お題:月、鱗、友達

 お月様が綺麗な日には素敵なお友達に会える。

 ボクは窓からお月様を見ながらぼんやりその言葉を思い浮かべていた。

 これは病気でお星様になっちゃったお母さんがお星様になる前に教えてくれた言葉。

 だからボクはずっと晴れてる夜は綺麗なお月様を見るんだ。


 お母さんがいなくなっちゃって、お父さんも帰ってこなくなっちゃったけどお母さんの言っていた素敵な友達が会いに来てくれるかもしれないからボクはずっと見てる。


 でも、いっつも素敵なお友達は来なくていつの間にか朝になっちゃうんだ。

 でも、朝になるといっつも綺麗なお星様がボクが寝ちゃった枕の近くに落ちてるんだ。

 だからきっとこれが素敵なお友達なのかなって―――


 コンコン……


 そう思ってたら誰かがお家のドアを叩いたみたい。

 もしかして素敵なお友達かな!?


 そう思ってボクがドアを開けるとそこにはボクよりちょっと大きいくらいの女の子が立ってた。
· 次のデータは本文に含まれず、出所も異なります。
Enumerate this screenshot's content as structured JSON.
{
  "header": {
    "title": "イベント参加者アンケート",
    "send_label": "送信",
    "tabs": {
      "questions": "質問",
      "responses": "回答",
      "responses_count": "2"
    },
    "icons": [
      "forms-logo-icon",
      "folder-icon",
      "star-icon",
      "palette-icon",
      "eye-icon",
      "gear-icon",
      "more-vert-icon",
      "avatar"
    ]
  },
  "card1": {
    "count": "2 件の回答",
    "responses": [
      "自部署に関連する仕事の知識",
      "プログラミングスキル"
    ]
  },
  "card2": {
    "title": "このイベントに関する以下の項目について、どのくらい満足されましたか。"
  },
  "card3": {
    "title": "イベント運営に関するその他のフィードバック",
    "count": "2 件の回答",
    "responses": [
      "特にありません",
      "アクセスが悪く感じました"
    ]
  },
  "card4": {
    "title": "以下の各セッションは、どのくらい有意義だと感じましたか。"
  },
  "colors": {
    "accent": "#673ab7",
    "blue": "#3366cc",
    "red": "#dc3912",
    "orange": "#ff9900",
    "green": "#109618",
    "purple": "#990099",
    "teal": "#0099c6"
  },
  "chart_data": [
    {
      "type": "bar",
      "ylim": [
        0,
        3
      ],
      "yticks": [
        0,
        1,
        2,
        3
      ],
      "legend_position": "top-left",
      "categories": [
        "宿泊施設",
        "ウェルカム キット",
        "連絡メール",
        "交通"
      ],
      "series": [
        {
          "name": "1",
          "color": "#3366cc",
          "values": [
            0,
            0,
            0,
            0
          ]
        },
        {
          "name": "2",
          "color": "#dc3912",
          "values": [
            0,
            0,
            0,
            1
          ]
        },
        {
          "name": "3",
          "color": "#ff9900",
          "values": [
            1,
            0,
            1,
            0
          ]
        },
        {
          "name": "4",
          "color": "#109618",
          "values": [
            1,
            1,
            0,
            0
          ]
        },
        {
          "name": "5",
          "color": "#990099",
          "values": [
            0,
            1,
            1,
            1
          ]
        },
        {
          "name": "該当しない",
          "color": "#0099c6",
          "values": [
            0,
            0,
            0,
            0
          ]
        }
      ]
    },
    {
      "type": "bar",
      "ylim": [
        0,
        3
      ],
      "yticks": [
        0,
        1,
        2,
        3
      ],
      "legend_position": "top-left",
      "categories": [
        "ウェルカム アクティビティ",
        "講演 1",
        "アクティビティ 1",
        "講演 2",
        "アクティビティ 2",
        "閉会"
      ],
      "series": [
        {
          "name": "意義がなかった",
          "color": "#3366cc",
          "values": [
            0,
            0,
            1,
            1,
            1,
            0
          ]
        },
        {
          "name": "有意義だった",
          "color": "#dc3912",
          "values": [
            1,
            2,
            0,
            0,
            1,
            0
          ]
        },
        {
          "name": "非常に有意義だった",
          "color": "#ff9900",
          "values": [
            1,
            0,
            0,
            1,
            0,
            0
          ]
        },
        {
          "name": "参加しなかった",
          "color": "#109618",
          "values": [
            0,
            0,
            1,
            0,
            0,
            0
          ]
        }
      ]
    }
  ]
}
 でも、ちょっとボクとかお母さんとお父さんとは違ってて背中にお羽がついてるんだ。

 まるで鎮魂祭の時に付ける仮装みたい。


「こんばんは。初めまして。素敵なお友達だよ」


 女の子はボクにそう言ってくれた!

 本当に来たんだ! 素敵なお友達!


「いらっしゃい!」


 ボクは女の子をお家に入れて、のように一緒にテーブルを囲んだ。

 そのテーブルにはボクが作ったお料理が並んでる。もしかしたら今日は来るかも知れないと思ったからね。


「今日も来ると思ってお料理したんだよ!」

「わぁ、美味しそう。」


 女の子はそう言ってボクが作った料理を口に運んだ。

 もぐもぐと食べる女の子は


「美味しいね」


 笑ってボクにそう答えてくれた。

 その言葉にホッとする。美味しく出来て良かった。


「だって教えてくれたからね」

「そう、誰に教えて貰ったの?」

「え?」


 そういえば誰に教えて貰ったんだろう?

 うーん、思い出せないけどボクは教えて貰ったんだけどな。


「思い出せないの?」

「うん」

「そうなんだ。でも、きっと教えてくれた人は傍にいた人なんじゃない?」

「たぶん」


 多分そうだと思う。

 じゃなかったらボクに教えてくれる人なんていないし。


「そういえば今日はお話聞きたい?」

「お話?」

「そう。素敵なお友達の素敵なお話」


 なんだろう面白そう!


「聞きたい聞きたい!」

「それじゃあね。ひとりぼっちの男の子のお話してあげるね」


 女の子はそう言ってお口を開いた。



 ☆☆☆


 あるところに一人の男の子がいました。

 男の子は一人ぼっちですけど、寂しくありません。だってお友達に出会ったんですから。


 そのお友達は不思議な不思議な素敵なお友達。

 毎日会いに来ては男の子と一緒にお話しする素敵なお友達。

 男の子は毎日来るその素敵なお友達とお話しして、色んな事を教えて貰いました。


 男の子は今でも―――


 ☆☆☆


「―――寝ちゃったね」


 私の目の前。テーブルの向かい側に座る彼はすやすやと寝息を立てている。

 全く、毎回ベッドに運ぶこっちの身にもなって欲しいものだ。

 そう思いつつ彼を起こさないようにベッドへと運び布団を掛ける。


 そのあどけない寝顔を見ていると、やはり心苦しいな。


 私はそう思いながら彼の前で指を振った。


 ―――今日の素敵なお友達との思い出は無かった事に。


 いつものようにそれが当たり前のように私はそうして家を出る。


 人の姿とはなんとも窮屈だ。

 私は本来のドラゴンの姿へと戻る。


 こんな事が罪滅ぼしになるとは思えぬが、弱き小さな者が独り立ちするまでは。


 私は前足に持ったペンダントを見やる。

 そこに映る三人の人間。二人は成人で一人は赤子。

 本当。何が素敵な友達だ。


 彼にとって私は、親の敵。―――素で敵なのにな。


 私は憎らしい程、明るい月を見やった。